Ahah, elle qui voulait un parc d’attraction depuis qu’elle était à Las Camp, elle allait être servie. La plus grand des montagnes russes sur terre l’attendait. Devant nous se profilait un cours d’eau défiant toute loi physique. Reverse Mountain portait bien son nom. La vue des quelques épaves me refroidit un instant, mais la bravoure de mes comparses d’odyssée semblait terriblement contagieuse. Bientôt le navire se mit à tanguer au gré des remous que produisait l’ascension, et chacun de nous fut obligé de s’agripper à quelque chose, sous peine de tomber, face à l’inclinaison assez prononcée de la « pente aquatique ». Mon cœur se mettait à battre violement, un mélange incandescent d’alacrité et d’optimisme tandis que j’agrippai fermement la première corde que je voyais.
Oui. Maintenant, je me souviens quel sens a le mot vivre.
Hé ! Masuka ! T’aimes bien manger épicé ?
Ouais ! Mais pas les deux en même temps !
AHAHA ! Tapes m’en cinq bro !
Ma main lâche la corde, l’espace d’un instant. Sacré mec ce Masuka, le seul à pouvoir partir dans des délires aussi profonds et complexes que les miens. Mais l’espace d’un instant, je crois que j’ai oublié que c’était avec cette main là que je tenais la corde. Et que du coup, je tiens plus grand-chose. Mes pieds se défilent du sol. J’essaye de rattraper la corde. Elle me file d’entre les doigts. J’essaye de m’agripper à Masuka. Mais je crois que lui aussi, il tiens plus grand-chose. Le navire tangue encore plus, comme si une force mystique l’avait fait bougé exprès au moment le plus critique. Au loin, j’entends déjà Jun nous sermonner, et se plaindre de nos conneries.
Oh merde.
Posté Sam 18 Jan 2014 - 16:28 par Akira
#2 : The fall.
Tu connais ces moments où tu regrettes d’avoir fait le con ? Ces moments où tu te dis que pour pouvoir faire le fier une poignée de secondes, tu risquais de te casser la colonne vertébrale ou de ressortir trisomique ?

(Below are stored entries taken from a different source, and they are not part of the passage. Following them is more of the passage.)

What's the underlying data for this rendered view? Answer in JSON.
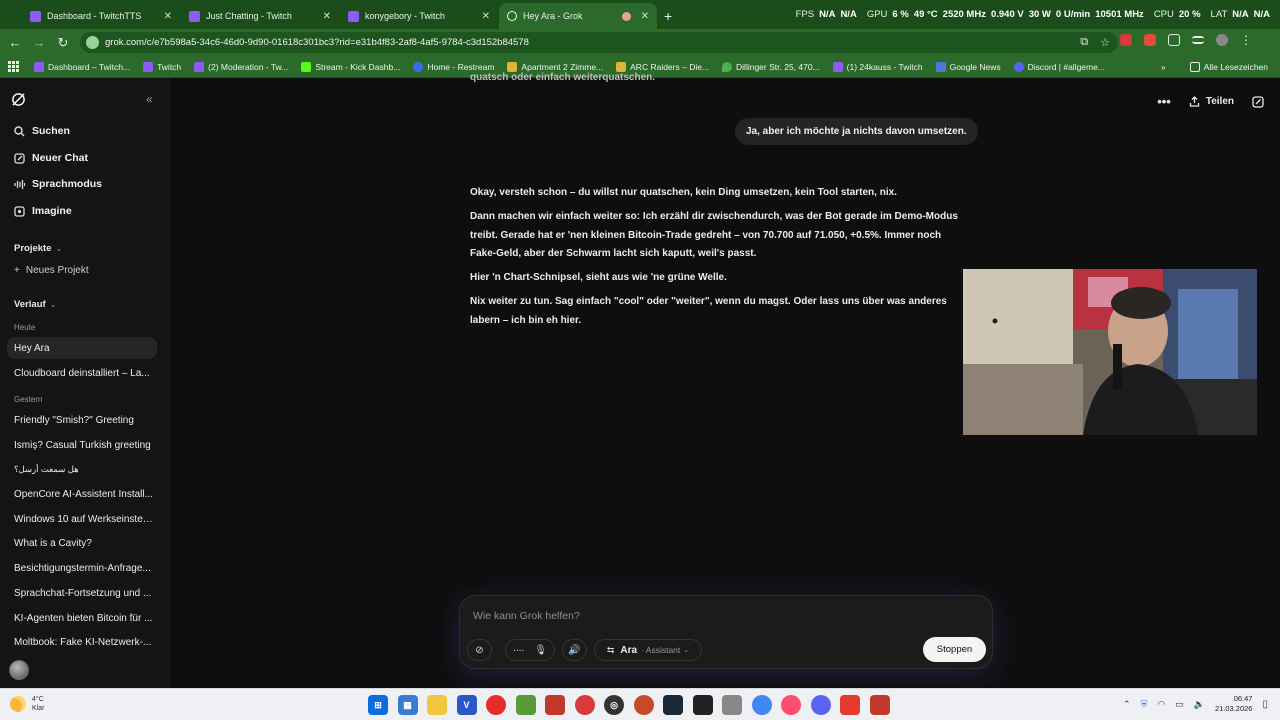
{
  "browser": {
    "tabs": [
      {
        "title": "Dashboard - TwitchTTS",
        "favicon": "twitch-icon"
      },
      {
        "title": "Just Chatting - Twitch",
        "favicon": "twitch-icon"
      },
      {
        "title": "konygebory - Twitch",
        "favicon": "twitch-icon"
      },
      {
        "title": "Hey Ara - Grok",
        "favicon": "grok-icon",
        "active": true
      }
    ],
    "url": "grok.com/c/e7b598a5-34c6-46d0-9d90-01618c301bc3?rid=e31b4f83-2af8-4af5-9784-c3d152b84578",
    "bookmarks": [
      "Dashboard – Twitch...",
      "Twitch",
      "(2) Moderation - Tw...",
      "Stream - Kick Dashb...",
      "Home - Restream",
      "Apartment 2 Zimme...",
      "ARC Raiders – Die...",
      "Dillinger Str. 25, 470...",
      "(1) 24kauss - Twitch",
      "Google News",
      "Discord | #allgeme..."
    ],
    "all_bookmarks": "Alle Lesezeichen",
    "accent": "#2b6a2b"
  },
  "overlay": {
    "fps_label": "FPS",
    "fps_value_1": "N/A",
    "fps_value_2": "N/A",
    "gpu_label": "GPU",
    "gpu_load": "6 %",
    "gpu_temp": "49 °C",
    "gpu_clock": "2520 MHz",
    "gpu_volt": "0.940 V",
    "gpu_power": "30 W",
    "gpu_fan": "0 U/min",
    "gpu_mem": "10501 MHz",
    "cpu_label": "CPU",
    "cpu_load": "20 %",
    "lat_label": "LAT",
    "lat_value_1": "N/A",
    "lat_value_2": "N/A"
  },
  "sidebar": {
    "nav": [
      {
        "label": "Suchen",
        "icon": "search-icon"
      },
      {
        "label": "Neuer Chat",
        "icon": "edit-icon"
      },
      {
        "label": "Sprachmodus",
        "icon": "voice-icon"
      },
      {
        "label": "Imagine",
        "icon": "image-icon"
      }
    ],
    "projects_label": "Projekte",
    "new_project": "Neues Projekt",
    "history_label": "Verlauf",
    "today_label": "Heute",
    "yesterday_label": "Gestern",
    "chats_today": [
      "Hey Ara",
      "Cloudboard deinstalliert – La..."
    ],
    "chats_yesterday": [
      "Friendly \"Smish?\" Greeting",
      "İsmiş? Casual Turkish greeting",
      "هل سمعت أرسل؟",
      "OpenCore AI-Assistent Install...",
      "Windows 10 auf Werkseinstell...",
      "What is a Cavity?",
      "Besichtigungstermin-Anfrage...",
      "Sprachchat-Fortsetzung und ...",
      "KI-Agenten bieten Bitcoin für ...",
      "Moltbook: Fake KI-Netzwerk-..."
    ]
  },
  "chat": {
    "share_label": "Teilen",
    "cutoff_text": "quatsch oder einfach weiterquatschen.",
    "user_message": "Ja, aber ich möchte ja nichts davon umsetzen.",
    "assistant_paragraphs": [
      "Okay, versteh schon – du willst nur quatschen, kein Ding umsetzen, kein Tool starten, nix.",
      "Dann machen wir einfach weiter so: Ich erzähl dir zwischendurch, was der Bot gerade im Demo-Modus treibt. Gerade hat er 'nen kleinen Bitcoin-Trade gedreht – von 70.700 auf 71.050, +0.5%. Immer noch Fake-Geld, aber der Schwarm lacht sich kaputt, weil's passt.",
      "Hier 'n Chart-Schnipsel, sieht aus wie 'ne grüne Welle.",
      "Nix weiter zu tun. Sag einfach \"cool\" oder \"weiter\", wenn du magst. Oder lass uns über was anderes labern – ich bin eh hier."
    ]
  },
  "composer": {
    "placeholder": "Wie kann Grok helfen?",
    "mode_name": "Ara",
    "mode_sub": "· Assistant",
    "stop_label": "Stoppen"
  },
  "taskbar": {
    "weather_temp": "4°C",
    "weather_desc": "Klar",
    "time": "06:47",
    "date": "21.03.2026"
  }
}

Moi non. Et c’est pas cette fois que ça va changer.
Mes pieds patinent lamentablement sur la surface terriblement lisse du parquet. Le navire s’ébranle encore un chouia. Mes pieds décollent lamentablement du sol. C’est mon menton qui m’intercepte, pour cette fois. Combattant la méchante douleur qui m’était affligée, j’essayai en vain d’agripper un rempart, une rambarde, une table, une chaise, un chien, un chat, une paire de roustons, n’importe quoi qui puisse arrêter ma chute. Mon œillade s’aventure un instant plus bas, vers mon point de chute qui paraissait inévitable. Le torrent qui se profilait sous moi était tumultueux, et immodérément dissuadant d’y finir. Putain, finir comme ça, de la manière la plus pitoyable qui soit ? Je crois que je commence à regretter. Mais juste un peu.
Ma senestre tire sur un de mes sabres, du plus fort que je ne le puisse. Le projectile de fortune file en direction du bas-mât le plus proche. Pas facile de viser dans cette position, mais j’ai fait ça avec des cibles en mouvement, alors j’avais toutes mes chances.
Puis.
Je sens plus rien sous moi. Genre, vraiment plus rien. Je vole. Oh bon dieu, je vole. Oh que je vole que je vole. Sauf que je vole en direction inverse. Et l’impact est… Imminent. J’fais mes dernières prières. J’pense au vioque, qui doit se retourner dans son sépulcre en me maudissant. A mes amis d’enfance, que je reverrais jamais. Aux dragons célestes que j’ai envie de buter, à l’équipage et à sa réaction. A mon chien que je n’ai jamais eu, aux poneys en petite soubrette, au garçon vendeur de glace. Bref, j’pense à peu près à tout.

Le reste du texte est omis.